Cooles Storytelling mit Insiderwissen kombiniert
Tote schweigen nieSektionsassistentin Cassie Raven ist so gar nicht das, was der geübte Thrillerleser gewohnt ist: die Londonerin mit polnischen Wurzeln ist der neue Star der Gerichtsmedizin, hat Piercings, Tattoos und ...
Sektionsassistentin Cassie Raven ist so gar nicht das, was der geübte Thrillerleser gewohnt ist: die Londonerin mit polnischen Wurzeln ist der neue Star der Gerichtsmedizin, hat Piercings, Tattoos und redet mit den Toten. Und trifft damit voll ins Schwarze. Eben weil sie so erfrischend anders ist, hat sie sich in mein Herz geschlichen. Irgendwie hat sie mich an die exzentrische und unkonventionelle Abby aus »Navy CIS« erinnert.
Der neue Pathologe ist genau das Gegenteil von ihr: geschniegelt, mit Anzug und ziemlich eingebildet. Cassie findet ihn auf Anhieb unsympathisch - und ich auch. Gelingt es den beiden trotzdem, ein angenehmes Arbeitsklima zu schaffen? Es war auf jeden Fall spannend, das berufliche Techtelmechtel zwischen ihnen mitzuverfolgen.
Auch der Fall hat es ordentlich in sich. Als Cassie ihre erste „bekannte Leiche“ auf den Tisch bekommt, ist sie zuerst erschrocken. Es ist Mrs. E. - eine Lehrerin, die Cassie damals aus den Sumpf geholt und zum Abitur überredet hat. Ihr hatte Cassie viel zu verdanken. Und nun liegt die einstige Mentorin tot auf ihrem Sektionstisch. Die Todesursache ist unklar; es wird zunächst vermutet, dass Mrs. E. alkoholisiert in der Wanne ertrunken ist. Aber Cassie kann und will das nicht glauben und beginnt nachzuforschen.

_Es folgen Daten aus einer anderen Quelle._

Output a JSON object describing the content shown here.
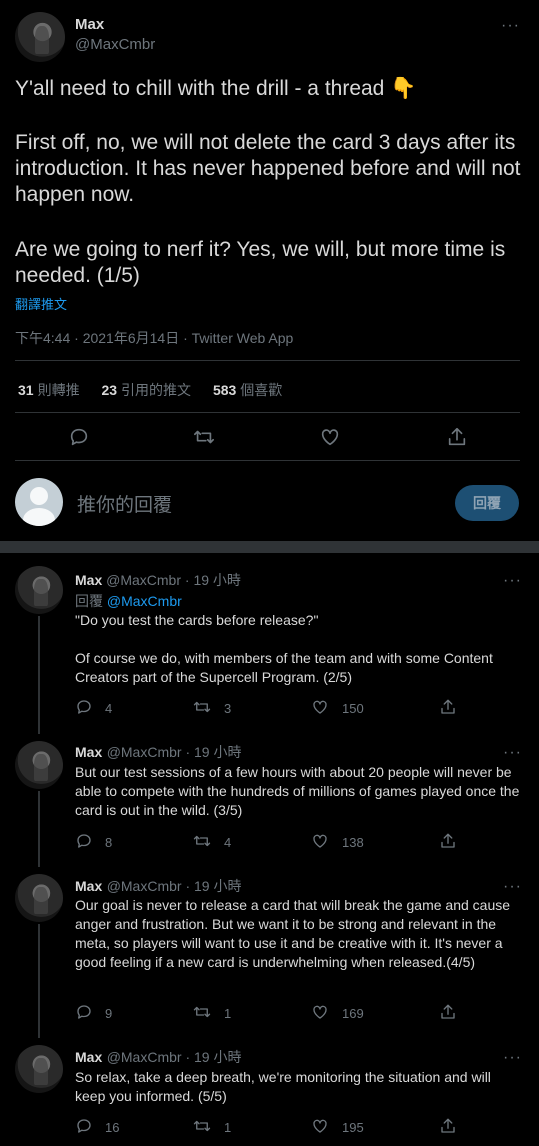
{
  "main_tweet": {
    "name": "Max",
    "handle": "@MaxCmbr",
    "more": "···",
    "text_line1": "Y'all need to chill with the drill - a thread 👇",
    "text_line2": "First off, no, we will not delete the card 3 days after its introduction. It has never happened before and will not happen now.",
    "text_line3": "Are we going to nerf it? Yes, we will, but more time is needed. (1/5)",
    "translate": "翻譯推文",
    "meta": "下午4:44 · 2021年6月14日 · Twitter Web App",
    "stats": {
      "retweets_count": "31",
      "retweets_label": "則轉推",
      "quotes_count": "23",
      "quotes_label": "引用的推文",
      "likes_count": "583",
      "likes_label": "個喜歡"
    }
  },
  "compose": {
    "placeholder": "推你的回覆",
    "button": "回覆"
  },
  "replies": [
    {
      "name": "Max",
      "handle_time": "@MaxCmbr · 19 小時",
      "replying_prefix": "回覆",
      "replying_to": "@MaxCmbr",
      "text": "\"Do you test the cards before release?\"\n\nOf course we do, with members of the team and with some Content Creators part of the Supercell Program. (2/5)",
      "replies": "4",
      "retweets": "3",
      "likes": "150"
    },
    {
      "name": "Max",
      "handle_time": "@MaxCmbr · 19 小時",
      "text": "But our test sessions of a few hours with about 20 people will never be able to compete with the hundreds of millions of games played once the card is out in the wild. (3/5)",
      "replies": "8",
      "retweets": "4",
      "likes": "138"
    },
    {
      "name": "Max",
      "handle_time": "@MaxCmbr · 19 小時",
      "text": "Our goal is never to release a card that will break the game and cause anger and frustration. But we want it to be strong and relevant in the meta, so players will want to use it and be creative with it. It's never a good feeling if a new card is underwhelming when released.(4/5)",
      "replies": "9",
      "retweets": "1",
      "likes": "169"
    },
    {
      "name": "Max",
      "handle_time": "@MaxCmbr · 19 小時",
      "text": "So relax, take a deep breath, we're monitoring the situation and will keep you informed. (5/5)",
      "replies": "16",
      "retweets": "1",
      "likes": "195"
    }
  ]
}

Zitat: Jetzt beugte sich Cassie zu ihr herab, während sie vorgab, den Rücken der Frau nach Hämatomen abzutasten, und flüsterte: „Wir finden raus, was mit ihnen passiert ist, Mrs. E.“
Als eine Leiche in der Pathologie verschwindet, greift eine weitere Figur ins Geschehen ein: DS Phyllida Flyte. Sie und Cassie sind völlig unterschiedliche Charaktere, was zu zwischenmenschlichen Spannungen führt. Letztendlich machen sie die Story in meinen Augen aber erst authentisch, denn im realen Berufsleben ist auch nicht alles Friede, Freude, Eierkuchen. Man versteht sich nicht zwangsläufig mit jedem Kollegen, das ist doch völlig normal.

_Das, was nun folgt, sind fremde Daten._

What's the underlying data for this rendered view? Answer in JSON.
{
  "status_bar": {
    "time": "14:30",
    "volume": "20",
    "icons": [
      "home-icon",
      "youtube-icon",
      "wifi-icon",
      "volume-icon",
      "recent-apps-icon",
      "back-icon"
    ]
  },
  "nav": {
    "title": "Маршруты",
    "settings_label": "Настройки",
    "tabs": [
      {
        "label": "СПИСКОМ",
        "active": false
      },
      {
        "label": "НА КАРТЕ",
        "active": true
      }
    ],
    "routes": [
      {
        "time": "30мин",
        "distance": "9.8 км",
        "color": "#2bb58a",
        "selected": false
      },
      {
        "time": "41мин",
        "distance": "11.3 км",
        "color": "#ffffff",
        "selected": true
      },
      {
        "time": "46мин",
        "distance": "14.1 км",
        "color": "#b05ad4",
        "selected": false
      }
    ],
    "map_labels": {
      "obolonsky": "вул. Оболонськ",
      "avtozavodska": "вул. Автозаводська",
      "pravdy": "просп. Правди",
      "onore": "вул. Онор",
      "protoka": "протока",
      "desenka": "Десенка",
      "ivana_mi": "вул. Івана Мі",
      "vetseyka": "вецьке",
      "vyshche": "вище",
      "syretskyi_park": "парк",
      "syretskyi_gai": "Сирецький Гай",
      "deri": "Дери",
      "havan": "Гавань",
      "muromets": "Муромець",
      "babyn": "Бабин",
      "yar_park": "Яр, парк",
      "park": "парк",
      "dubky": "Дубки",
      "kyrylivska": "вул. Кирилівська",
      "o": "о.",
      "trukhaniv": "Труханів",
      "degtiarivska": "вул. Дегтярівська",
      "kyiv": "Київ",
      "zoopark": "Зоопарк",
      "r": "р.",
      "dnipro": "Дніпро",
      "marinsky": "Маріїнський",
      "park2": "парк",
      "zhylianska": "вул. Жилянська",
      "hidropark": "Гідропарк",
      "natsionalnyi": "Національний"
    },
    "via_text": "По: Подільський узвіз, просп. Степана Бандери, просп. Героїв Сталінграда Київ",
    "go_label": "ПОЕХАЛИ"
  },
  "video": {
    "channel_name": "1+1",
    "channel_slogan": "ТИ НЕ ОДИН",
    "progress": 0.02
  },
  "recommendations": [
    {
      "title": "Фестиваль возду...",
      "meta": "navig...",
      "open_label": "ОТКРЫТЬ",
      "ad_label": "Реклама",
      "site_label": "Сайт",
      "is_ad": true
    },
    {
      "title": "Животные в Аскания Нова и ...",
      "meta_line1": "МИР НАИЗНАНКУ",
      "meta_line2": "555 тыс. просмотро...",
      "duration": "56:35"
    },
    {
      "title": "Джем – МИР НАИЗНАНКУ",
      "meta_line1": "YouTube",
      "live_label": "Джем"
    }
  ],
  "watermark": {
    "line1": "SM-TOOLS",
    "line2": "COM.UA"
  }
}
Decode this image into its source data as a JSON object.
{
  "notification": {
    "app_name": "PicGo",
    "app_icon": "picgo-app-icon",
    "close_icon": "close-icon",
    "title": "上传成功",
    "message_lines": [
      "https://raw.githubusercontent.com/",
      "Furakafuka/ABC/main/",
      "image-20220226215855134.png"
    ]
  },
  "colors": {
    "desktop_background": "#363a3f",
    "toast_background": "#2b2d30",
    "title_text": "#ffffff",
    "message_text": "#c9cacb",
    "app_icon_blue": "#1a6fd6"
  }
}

Der Schreibstil der Autorin entwickelt einen gewissen Sog und lässt sich locker lesen. Man driftet gänzlich ab und kann sich super in die Story einfinden. Ohne Schnörkel, ohne Ausschweifungen, einfach auf den Punkt gebracht.
Persönliches Fazit: „Tote schweigen nie“ ist der Auftakt zu einer neuen Forensik-Thriller-Reihe von A. K. Turner. Mir hat dieser erste Teil unglaublich gut gefallen, insbesondere der Hauptprotagonistin wegen, die absolut nicht ins klassische Bild einer Ermittlerin oder Rechtsmedizinerin passt. Hier wurde gut konstruiertes Storytelling mit coolem Insiderwissen kombiniert. Unbedingt lesen!